AB - Background: Modular fluted tapered stems have become the most commonly employed category of femoral component in revision hip arthroplasty in North America as a result of favorable early results and simplicity of use. Despite wide adoption, the majority of published data are limited to relatively small series with modest follow-up. The goal of the current study was to determine the success rate and factors associated with success, failure, and complications of the use of modular fluted tapered stems in aseptic revision total hip arthroplasties (THAs) in a large patient cohort. Methods: We identified 519 aseptic femoral revisions during which a modular fluted tapered stem was utilized. Clinical outcomes, Kaplan-Meier survivorship, radiographic outcomes, and complications were assessed. The mean age at revision arthroplasty was 70 years, the mean body mass index (BMI) was 29 kg/m2, and the mean duration of follow-up was 4.5 years (range, 2 to 14 years).
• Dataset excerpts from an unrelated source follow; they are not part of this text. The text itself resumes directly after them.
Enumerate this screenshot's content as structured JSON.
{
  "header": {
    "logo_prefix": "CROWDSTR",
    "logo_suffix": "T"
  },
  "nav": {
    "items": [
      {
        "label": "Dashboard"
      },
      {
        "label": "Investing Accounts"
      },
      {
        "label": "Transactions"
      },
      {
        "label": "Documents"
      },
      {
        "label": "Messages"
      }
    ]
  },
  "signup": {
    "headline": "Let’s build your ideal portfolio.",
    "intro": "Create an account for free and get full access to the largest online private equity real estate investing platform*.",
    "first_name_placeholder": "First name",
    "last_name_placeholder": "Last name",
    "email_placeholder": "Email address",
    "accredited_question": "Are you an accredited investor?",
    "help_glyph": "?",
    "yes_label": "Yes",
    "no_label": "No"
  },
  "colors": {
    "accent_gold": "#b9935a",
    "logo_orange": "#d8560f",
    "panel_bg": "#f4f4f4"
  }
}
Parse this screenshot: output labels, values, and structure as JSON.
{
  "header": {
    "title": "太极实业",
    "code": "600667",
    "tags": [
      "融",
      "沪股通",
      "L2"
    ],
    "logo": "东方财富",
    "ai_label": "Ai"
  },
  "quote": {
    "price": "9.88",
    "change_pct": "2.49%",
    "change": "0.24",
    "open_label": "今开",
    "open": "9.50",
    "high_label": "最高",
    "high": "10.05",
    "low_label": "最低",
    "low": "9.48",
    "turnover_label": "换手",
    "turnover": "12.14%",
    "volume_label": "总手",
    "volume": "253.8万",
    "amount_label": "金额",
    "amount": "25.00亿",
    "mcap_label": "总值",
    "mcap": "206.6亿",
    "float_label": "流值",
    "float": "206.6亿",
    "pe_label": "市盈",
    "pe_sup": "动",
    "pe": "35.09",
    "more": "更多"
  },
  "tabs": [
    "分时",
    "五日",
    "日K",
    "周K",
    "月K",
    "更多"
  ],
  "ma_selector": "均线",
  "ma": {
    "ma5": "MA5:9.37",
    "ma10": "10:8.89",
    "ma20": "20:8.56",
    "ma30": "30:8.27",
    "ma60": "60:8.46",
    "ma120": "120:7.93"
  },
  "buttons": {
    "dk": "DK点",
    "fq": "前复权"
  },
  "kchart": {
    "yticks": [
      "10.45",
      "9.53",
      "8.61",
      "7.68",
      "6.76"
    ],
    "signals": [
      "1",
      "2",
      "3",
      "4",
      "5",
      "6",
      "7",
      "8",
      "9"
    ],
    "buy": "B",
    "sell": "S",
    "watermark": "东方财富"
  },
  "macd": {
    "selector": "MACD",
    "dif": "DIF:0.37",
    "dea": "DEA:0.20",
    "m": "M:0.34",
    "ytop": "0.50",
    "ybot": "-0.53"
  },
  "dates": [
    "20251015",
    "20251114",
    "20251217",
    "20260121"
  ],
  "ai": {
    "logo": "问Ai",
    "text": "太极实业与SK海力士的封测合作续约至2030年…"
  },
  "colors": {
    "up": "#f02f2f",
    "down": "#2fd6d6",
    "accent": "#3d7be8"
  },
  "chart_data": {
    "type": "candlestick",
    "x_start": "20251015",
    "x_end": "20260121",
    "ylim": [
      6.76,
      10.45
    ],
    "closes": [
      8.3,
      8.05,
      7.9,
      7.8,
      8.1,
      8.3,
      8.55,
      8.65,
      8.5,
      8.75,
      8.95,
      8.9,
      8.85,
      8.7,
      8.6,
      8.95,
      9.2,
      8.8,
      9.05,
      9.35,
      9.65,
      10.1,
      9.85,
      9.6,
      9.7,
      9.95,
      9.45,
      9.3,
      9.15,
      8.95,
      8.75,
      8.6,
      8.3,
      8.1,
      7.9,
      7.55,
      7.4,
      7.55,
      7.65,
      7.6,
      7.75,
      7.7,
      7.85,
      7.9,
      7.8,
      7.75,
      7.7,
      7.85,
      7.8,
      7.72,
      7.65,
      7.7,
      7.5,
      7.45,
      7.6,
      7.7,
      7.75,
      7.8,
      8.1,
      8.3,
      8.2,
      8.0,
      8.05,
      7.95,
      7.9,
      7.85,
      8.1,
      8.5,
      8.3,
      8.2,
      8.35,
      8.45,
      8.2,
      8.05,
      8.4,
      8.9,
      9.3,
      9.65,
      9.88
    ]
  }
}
Results: The mean Harris hip score (HHS) improved significantly from 51 points preoperatively to 76 points at 2 years (p < 0.001). This improvement was maintained at the last follow-up evaluation (mean HHS = 75 points). At the time of the most recent follow-up, 16 femoral revisions had been performed: 6 because of aseptic loosening, 4 because of infection, 3 because of instability, 2 because of periprosthetic fracture, and 1 because of stem fracture. The 10-year survivorship was 96% with revision for any reason as the end point and 90% with any reoperation as the end point. Of the patients who were alive and had not undergone revision at the time of final follow-up, 12 had stem subsidence but all but 1 of these stems had stabilized after subsiding. Postoperative complications were noted in 12% of the cases. Repeat revision due to femoral component loosening was not correlated with the preoperative bone-loss category or patient demographic factors. Conclusions: In this large series, femoral revision with a modular fluted tapered stem provided a high rate of osseointegration and sustained improvement in clinical scores at the time of the last follow-up. There was also a high rate of successful implant fixation across all categories of preoperative bone loss and an acceptable rate of complications. Level of Evidence: Therapeutic Level IV. See Instructions for Authors for a complete description of levels of evidence.